La dissonanza cognitiva spiega comportamenti sociali, ma anche delle élite e della classe politica. È un buono strumento, per esempio, per capire cosa sta succedendo nella vita politica spagnola. I dati sono schiaccianti: la pandemia è stata gestita male. La relazione annuale sullo Sviluppo sostenibile dell’Università di Cambridge assicura che tra tutti i Paesi Ocse la Spagna è quello che ha risposto nel modo peggiore al virus. Cosa che non può essere certamente attribuita al comportamento dei cittadini che, in grande maggioranza, sono stati esemplari durante l’isolamento, né a medici e infermieri che sono stati eroici. La società civile, il mondo delle imprese si sono impegnati con una generosità che è andata molto oltre una stanchezza che sarebbe stata comprensibile. La Spagna è all’ultimo posto per la gestione del suo Governo centrale e, probabilmente, di buona parte di quelli autonomi. È fondamentalmente un problema del Governo di Sánchez, ma anche dell’organizzazione territoriale delle competenze tra le Comunità autonome e l’Amministrazione centrale.

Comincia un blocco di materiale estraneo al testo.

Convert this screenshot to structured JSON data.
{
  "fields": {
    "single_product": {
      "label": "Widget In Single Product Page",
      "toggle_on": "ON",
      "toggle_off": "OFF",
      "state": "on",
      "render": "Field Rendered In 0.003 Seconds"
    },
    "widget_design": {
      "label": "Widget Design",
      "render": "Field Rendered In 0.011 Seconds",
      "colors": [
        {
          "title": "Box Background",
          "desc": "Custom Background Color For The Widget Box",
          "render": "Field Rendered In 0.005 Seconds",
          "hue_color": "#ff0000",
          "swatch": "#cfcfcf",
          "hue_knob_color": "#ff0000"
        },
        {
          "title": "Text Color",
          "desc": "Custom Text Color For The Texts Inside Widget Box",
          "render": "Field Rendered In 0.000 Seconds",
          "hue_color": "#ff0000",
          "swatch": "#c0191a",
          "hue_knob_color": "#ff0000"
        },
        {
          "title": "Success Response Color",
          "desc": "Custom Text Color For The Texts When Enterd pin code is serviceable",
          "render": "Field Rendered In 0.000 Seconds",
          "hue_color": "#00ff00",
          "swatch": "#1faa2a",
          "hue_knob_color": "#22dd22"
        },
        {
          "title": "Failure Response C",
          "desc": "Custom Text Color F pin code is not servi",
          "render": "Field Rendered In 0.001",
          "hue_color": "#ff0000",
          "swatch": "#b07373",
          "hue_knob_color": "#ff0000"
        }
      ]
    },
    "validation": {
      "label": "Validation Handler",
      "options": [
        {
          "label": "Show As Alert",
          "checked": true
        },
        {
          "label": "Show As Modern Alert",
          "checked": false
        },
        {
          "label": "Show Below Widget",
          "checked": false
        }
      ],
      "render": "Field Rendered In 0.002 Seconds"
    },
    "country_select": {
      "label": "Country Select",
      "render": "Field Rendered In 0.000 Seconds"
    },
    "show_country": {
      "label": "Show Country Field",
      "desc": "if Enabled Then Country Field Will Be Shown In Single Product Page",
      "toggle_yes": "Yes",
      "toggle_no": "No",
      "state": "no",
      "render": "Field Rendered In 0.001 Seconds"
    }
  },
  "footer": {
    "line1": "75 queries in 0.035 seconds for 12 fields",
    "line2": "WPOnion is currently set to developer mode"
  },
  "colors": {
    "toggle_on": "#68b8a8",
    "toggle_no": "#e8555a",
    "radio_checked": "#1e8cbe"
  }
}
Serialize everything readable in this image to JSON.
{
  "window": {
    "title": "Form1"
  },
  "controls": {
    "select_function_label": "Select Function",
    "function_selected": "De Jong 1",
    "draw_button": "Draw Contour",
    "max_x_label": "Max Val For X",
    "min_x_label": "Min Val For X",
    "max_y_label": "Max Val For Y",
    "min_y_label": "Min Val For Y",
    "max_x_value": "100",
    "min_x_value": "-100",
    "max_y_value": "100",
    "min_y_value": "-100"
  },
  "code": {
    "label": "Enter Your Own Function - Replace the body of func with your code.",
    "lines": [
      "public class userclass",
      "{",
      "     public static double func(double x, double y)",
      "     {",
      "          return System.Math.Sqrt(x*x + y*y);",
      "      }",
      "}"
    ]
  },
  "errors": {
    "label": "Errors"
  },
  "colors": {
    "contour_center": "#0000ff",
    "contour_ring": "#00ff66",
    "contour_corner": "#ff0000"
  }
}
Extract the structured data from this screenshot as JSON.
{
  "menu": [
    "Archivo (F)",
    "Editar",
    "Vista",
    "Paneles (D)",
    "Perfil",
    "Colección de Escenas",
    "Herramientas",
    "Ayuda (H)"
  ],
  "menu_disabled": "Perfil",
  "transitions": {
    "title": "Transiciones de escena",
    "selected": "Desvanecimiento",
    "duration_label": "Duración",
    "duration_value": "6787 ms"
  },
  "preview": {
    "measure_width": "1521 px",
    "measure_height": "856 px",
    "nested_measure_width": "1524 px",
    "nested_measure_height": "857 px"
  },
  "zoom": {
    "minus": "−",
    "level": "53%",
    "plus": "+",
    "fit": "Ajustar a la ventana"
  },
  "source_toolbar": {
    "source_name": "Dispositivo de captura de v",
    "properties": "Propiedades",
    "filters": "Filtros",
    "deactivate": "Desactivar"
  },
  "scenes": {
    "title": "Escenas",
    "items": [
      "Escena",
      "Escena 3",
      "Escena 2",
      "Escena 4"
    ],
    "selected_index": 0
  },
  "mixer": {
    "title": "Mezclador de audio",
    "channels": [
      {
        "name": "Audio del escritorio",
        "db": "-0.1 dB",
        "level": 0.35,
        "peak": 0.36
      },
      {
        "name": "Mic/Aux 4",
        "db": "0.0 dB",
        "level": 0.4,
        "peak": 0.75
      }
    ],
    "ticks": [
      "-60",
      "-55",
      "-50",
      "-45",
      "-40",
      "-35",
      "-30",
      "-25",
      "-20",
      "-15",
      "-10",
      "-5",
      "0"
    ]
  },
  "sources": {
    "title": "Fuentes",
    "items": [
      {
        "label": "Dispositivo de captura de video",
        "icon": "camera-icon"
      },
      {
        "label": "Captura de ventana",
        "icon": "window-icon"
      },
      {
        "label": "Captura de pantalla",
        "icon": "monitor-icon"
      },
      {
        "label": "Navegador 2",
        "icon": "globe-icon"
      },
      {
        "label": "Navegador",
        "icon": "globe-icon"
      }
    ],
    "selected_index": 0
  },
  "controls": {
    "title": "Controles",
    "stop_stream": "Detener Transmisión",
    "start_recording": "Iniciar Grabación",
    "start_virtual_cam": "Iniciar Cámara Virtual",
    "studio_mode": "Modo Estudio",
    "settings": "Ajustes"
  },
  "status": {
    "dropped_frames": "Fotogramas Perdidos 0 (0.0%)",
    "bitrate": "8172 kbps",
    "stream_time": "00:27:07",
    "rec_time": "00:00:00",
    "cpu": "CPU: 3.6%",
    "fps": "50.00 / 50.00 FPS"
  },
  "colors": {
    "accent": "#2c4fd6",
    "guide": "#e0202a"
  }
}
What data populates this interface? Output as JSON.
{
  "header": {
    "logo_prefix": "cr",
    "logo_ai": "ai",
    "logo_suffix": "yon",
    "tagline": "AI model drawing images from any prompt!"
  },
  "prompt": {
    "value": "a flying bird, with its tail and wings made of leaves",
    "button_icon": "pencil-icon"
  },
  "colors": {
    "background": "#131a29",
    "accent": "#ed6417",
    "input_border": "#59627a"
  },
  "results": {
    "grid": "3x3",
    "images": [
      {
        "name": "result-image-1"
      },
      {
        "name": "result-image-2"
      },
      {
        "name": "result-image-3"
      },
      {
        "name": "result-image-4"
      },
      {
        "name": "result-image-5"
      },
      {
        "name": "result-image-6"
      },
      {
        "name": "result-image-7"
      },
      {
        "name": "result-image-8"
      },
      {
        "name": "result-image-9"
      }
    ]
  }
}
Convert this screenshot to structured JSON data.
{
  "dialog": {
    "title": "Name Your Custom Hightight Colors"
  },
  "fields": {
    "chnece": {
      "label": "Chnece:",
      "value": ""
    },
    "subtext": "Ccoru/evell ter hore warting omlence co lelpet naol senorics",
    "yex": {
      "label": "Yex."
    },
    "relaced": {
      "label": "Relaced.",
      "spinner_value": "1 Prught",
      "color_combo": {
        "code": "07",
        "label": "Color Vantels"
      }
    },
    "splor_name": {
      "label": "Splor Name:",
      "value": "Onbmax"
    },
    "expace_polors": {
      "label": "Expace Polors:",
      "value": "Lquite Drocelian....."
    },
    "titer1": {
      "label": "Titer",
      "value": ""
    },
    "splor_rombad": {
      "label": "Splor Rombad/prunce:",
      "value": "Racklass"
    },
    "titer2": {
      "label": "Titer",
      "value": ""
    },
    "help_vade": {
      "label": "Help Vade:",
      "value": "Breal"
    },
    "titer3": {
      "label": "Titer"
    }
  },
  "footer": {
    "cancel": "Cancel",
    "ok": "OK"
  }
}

Il risultato non è migliore nell’ambito economico. Un mese fa l’Ocse ha segnalato che la Spagna sarebbe il Paese più colpito nel caso di una seconda ondata come quella che si prospetta. Le vecchie debolezze diventano adesso una pesante zavorra: non si è approfittato del periodo di crescita per fare le riforme necessarie nel sistema educativo, in quello pensionistico o nel mercato del lavoro. La Spagna è entrata nell’era Covid con deficit e debito alti, con un’eccessiva dipendenza dal turismo, con pmi troppo piccole e con una formazione scollegata dal mondo produttivo. Il 56% dei lavoratori spagnoli è impiegato in attività che presentano rischio di contagio. Il Governo socialista, all’inizio dell’epidemia, ha fatto bene ad approvare una linea di prestiti agevolati e il pagamento di un sussidio a più di due milioni di lavoratori attraverso la Sicurezza sociale per evitare la chiusura di aziende. Gli strumenti scadranno a settembre e allora ci saranno centinaia di migliaia di nuovi disoccupati. Il Governo di Sánchez ha riposto quasi tutti le sue speranze nei 140 miliardi del Recovery fund, rimanendo sorpreso per il ritardo, i limiti e le condizioni degli aiuti europei.

I dati del “pacchetto” sanitario ed economico sono persistenti, ma anche gli avvertimenti sociali si ripresentano. Sondaggio dopo sondaggio, gli spagnoli dicono di volere in maggioranza un grande patto di Stato. Il Governo Sánchez fa costantemente finta di arrivare ad accordi con il Partito Popolare, che però non si realizzano mai. Non è solo il carattere radicale del compagno di governo, Podemos, che lo impedisce: è una dissonanza cognitiva che frena il passo. Ha deciso, comunque vada, di “fumare”, governare, senza la destra, con la giustificazione del logoramento subito dai socialisti greci o tedeschi quando hanno appoggiato formule di “grande coalizione”. Sfortunatamente, la destra si comporta spesso copiando pari pari il Governo.